The next day they reported that; Up to a late hour tonight no tidings were received of the missing hospital secretary and collector, W.R. Axford, for whose arrest a warrant has been issued, on a charge of embezzling £58. His early arrest is anticipated by the police. On opening his office, three cheques and 12 shillings in silver were found on the table, all belonging to the hospital. The bicycle belonging to the institution was also in the office. Axford was last seen walking towards Gwalia at about 5 p.m. yesterday. The police, on visiting his camp on the residence areas, found everything in order, and from appearances surmised that he had not slept there the previous night.

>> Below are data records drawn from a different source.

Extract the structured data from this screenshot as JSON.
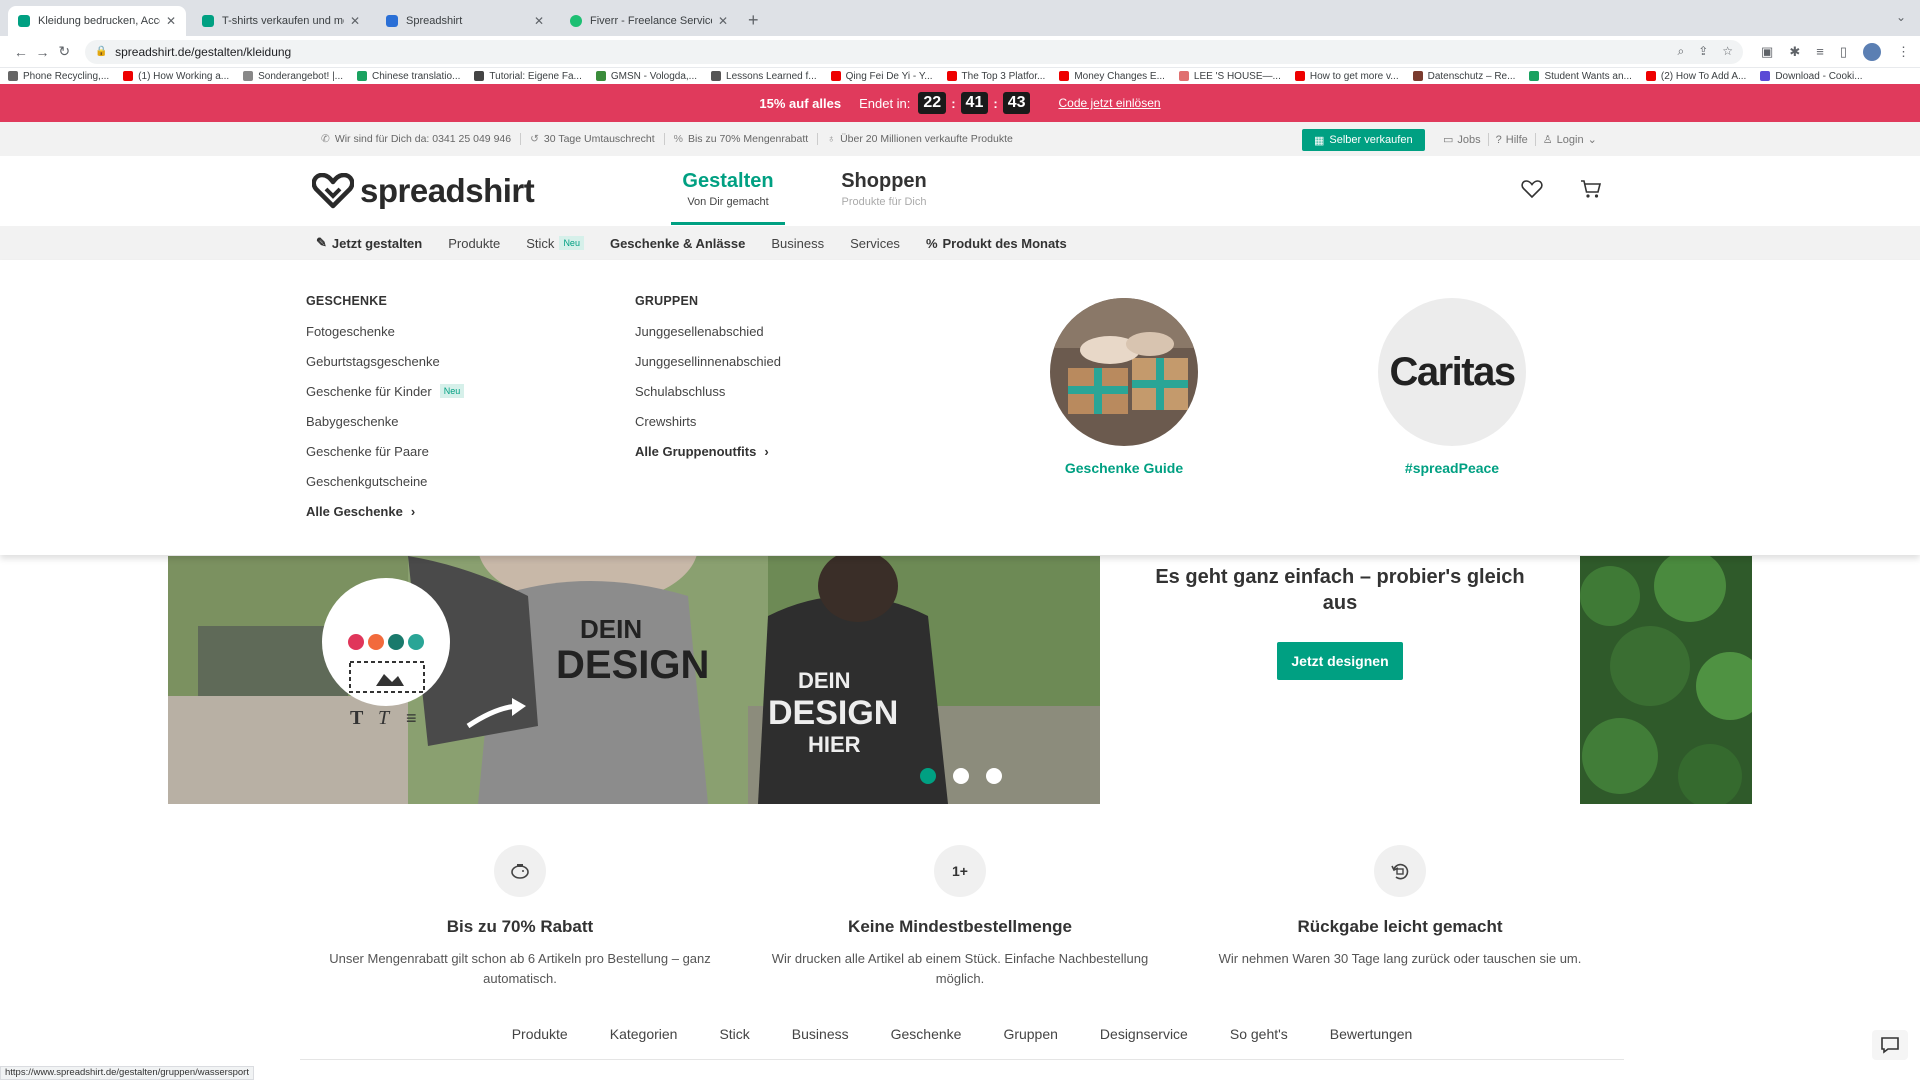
{
  "browser": {
    "tabs": [
      {
        "title": "Kleidung bedrucken, Accessoires",
        "color": "#00a082",
        "active": true
      },
      {
        "title": "T-shirts verkaufen und merch",
        "color": "#00a082",
        "active": false
      },
      {
        "title": "Spreadshirt",
        "color": "#2a6fd6",
        "active": false
      },
      {
        "title": "Fiverr - Freelance Services Ma",
        "color": "#1dbf73",
        "active": false
      }
    ],
    "url": "spreadshirt.de/gestalten/kleidung",
    "bookmarks": [
      {
        "label": "Phone Recycling,...",
        "color": "#666"
      },
      {
        "label": "(1) How Working a...",
        "color": "#e00"
      },
      {
        "label": "Sonderangebot! |...",
        "color": "#888"
      },
      {
        "label": "Chinese translatio...",
        "color": "#1aa260"
      },
      {
        "label": "Tutorial: Eigene Fa...",
        "color": "#444"
      },
      {
        "label": "GMSN - Vologda,...",
        "color": "#3b8c3b"
      },
      {
        "label": "Lessons Learned f...",
        "color": "#555"
      },
      {
        "label": "Qing Fei De Yi - Y...",
        "color": "#e00"
      },
      {
        "label": "The Top 3 Platfor...",
        "color": "#e00"
      },
      {
        "label": "Money Changes E...",
        "color": "#e00"
      },
      {
        "label": "LEE 'S HOUSE—...",
        "color": "#e07070"
      },
      {
        "label": "How to get more v...",
        "color": "#e00"
      },
      {
        "label": "Datenschutz – Re...",
        "color": "#7a3b2e"
      },
      {
        "label": "Student Wants an...",
        "color": "#1aa260"
      },
      {
        "label": "(2) How To Add A...",
        "color": "#e00"
      },
      {
        "label": "Download - Cooki...",
        "color": "#5b4bd6"
      }
    ],
    "status_url": "https://www.spreadshirt.de/gestalten/gruppen/wassersport"
  },
  "promo": {
    "discount": "15% auf alles",
    "ends_label": "Endet in:",
    "hours": "22",
    "minutes": "41",
    "seconds": "43",
    "redeem": "Code jetzt einlösen"
  },
  "infobar": {
    "usps": [
      {
        "icon": "phone-icon",
        "text": "Wir sind für Dich da: 0341 25 049 946"
      },
      {
        "icon": "return-icon",
        "text": "30 Tage Umtauschrecht"
      },
      {
        "icon": "percent-icon",
        "text": "Bis zu 70% Mengenrabatt"
      },
      {
        "icon": "shirt-icon",
        "text": "Über 20 Millionen verkaufte Produkte"
      }
    ],
    "sell_button": "Selber verkaufen",
    "jobs": "Jobs",
    "help": "Hilfe",
    "login": "Login"
  },
  "header": {
    "logo_text": "spreadshirt",
    "gestalten": {
      "title": "Gestalten",
      "subtitle": "Von Dir gemacht"
    },
    "shoppen": {
      "title": "Shoppen",
      "subtitle": "Produkte für Dich"
    }
  },
  "catnav": {
    "create": "Jetzt gestalten",
    "products": "Produkte",
    "stick": "Stick",
    "new_badge": "Neu",
    "gifts": "Geschenke & Anlässe",
    "business": "Business",
    "services": "Services",
    "product_month": "Produkt des Monats"
  },
  "mega": {
    "gifts_heading": "GESCHENKE",
    "gifts": [
      "Fotogeschenke",
      "Geburtstagsgeschenke",
      "Geschenke für Kinder",
      "Babygeschenke",
      "Geschenke für Paare",
      "Geschenkgutscheine"
    ],
    "gifts_new_badge": "Neu",
    "gifts_all": "Alle Geschenke",
    "groups_heading": "GRUPPEN",
    "groups": [
      "Junggesellenabschied",
      "Junggesellinnenabschied",
      "Schulabschluss",
      "Crewshirts"
    ],
    "groups_all": "Alle Gruppenoutfits",
    "card1_label": "Geschenke Guide",
    "card2_text": "Caritas",
    "card2_label": "#spreadPeace"
  },
  "hero": {
    "shirt_text_1": "DEIN",
    "shirt_text_2": "DESIGN",
    "shirt_text_3": "HIER",
    "headline": "Es geht ganz einfach – probier's gleich aus",
    "button": "Jetzt designen",
    "slides": 3,
    "active_slide": 1
  },
  "features": [
    {
      "icon": "piggy-bank-icon",
      "icon_text": "",
      "title": "Bis zu 70% Rabatt",
      "desc": "Unser Mengenrabatt gilt schon ab 6 Artikeln pro Bestellung – ganz automatisch."
    },
    {
      "icon": "one-plus-icon",
      "icon_text": "1+",
      "title": "Keine Mindestbestellmenge",
      "desc": "Wir drucken alle Artikel ab einem Stück. Einfache Nachbestellung möglich."
    },
    {
      "icon": "return-box-icon",
      "icon_text": "",
      "title": "Rückgabe leicht gemacht",
      "desc": "Wir nehmen Waren 30 Tage lang zurück oder tauschen sie um."
    }
  ],
  "bottomnav": [
    "Produkte",
    "Kategorien",
    "Stick",
    "Business",
    "Geschenke",
    "Gruppen",
    "Designservice",
    "So geht's",
    "Bewertungen"
  ],
  "colors": {
    "accent": "#00a082",
    "promo": "#e03a5c"
  }
}
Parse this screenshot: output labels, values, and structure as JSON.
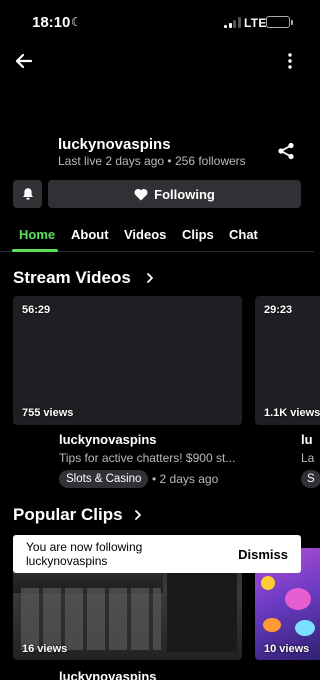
{
  "status_bar": {
    "time": "18:10",
    "network": "LTE",
    "battery_level": "41"
  },
  "profile": {
    "username": "luckynovaspins",
    "last_live": "Last live 2 days ago",
    "followers": "256 followers",
    "follow_label": "Following"
  },
  "tabs": [
    "Home",
    "About",
    "Videos",
    "Clips",
    "Chat"
  ],
  "active_tab": "Home",
  "stream_videos": {
    "title": "Stream Videos",
    "items": [
      {
        "duration": "56:29",
        "views": "755 views",
        "channel": "luckynovaspins",
        "description": "Tips for active chatters! $900 st...",
        "category": "Slots & Casino",
        "date": "2 days ago"
      },
      {
        "duration": "29:23",
        "views": "1.1K views",
        "channel": "lu",
        "description": "La",
        "category": "S",
        "date": ""
      }
    ]
  },
  "popular_clips": {
    "title": "Popular Clips",
    "items": [
      {
        "views": "16 views",
        "channel": "luckynovaspins"
      },
      {
        "views": "10 views",
        "channel": ""
      }
    ]
  },
  "toast": {
    "message": "You are now following luckynovaspins",
    "action": "Dismiss"
  },
  "colors": {
    "accent": "#5ce05c",
    "background": "#000000",
    "surface": "#303035"
  }
}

Whatever happened after that is unknown at this stage but it must all have turned out satisfactorily. No convictions were recorded and when an election was held for a new auditor it was recorded that 'Very little interest was taken in the election held today to fill the vacancy caused by the retirement of Mr. W R. Axford as a municipal auditor'.
On 10 November 1910, while the family was living in Shaw Street, Coolgardie, they had another son. Shortly after the family moved to Kalgoorlie where Walter again worked as an accountant for several businesses.
Although still fairly young, Walter had problems with his health and when he died, at the age of 65 on 26 August 1918 at 29 Bourke Street, all members of the family were at his bedside, except his son Jack who was in France with the AIF. His funeral was attended by a large number of people whom included the Kalgoorlie Mayor and Councillors in their official capacity. Walter was survived by his wife, and all 9 children, Lucy, Harry, Thomas Leslie, Don, Gertie, Aileen, Nora, Wallie and Robert. A tenth child had died at infancy.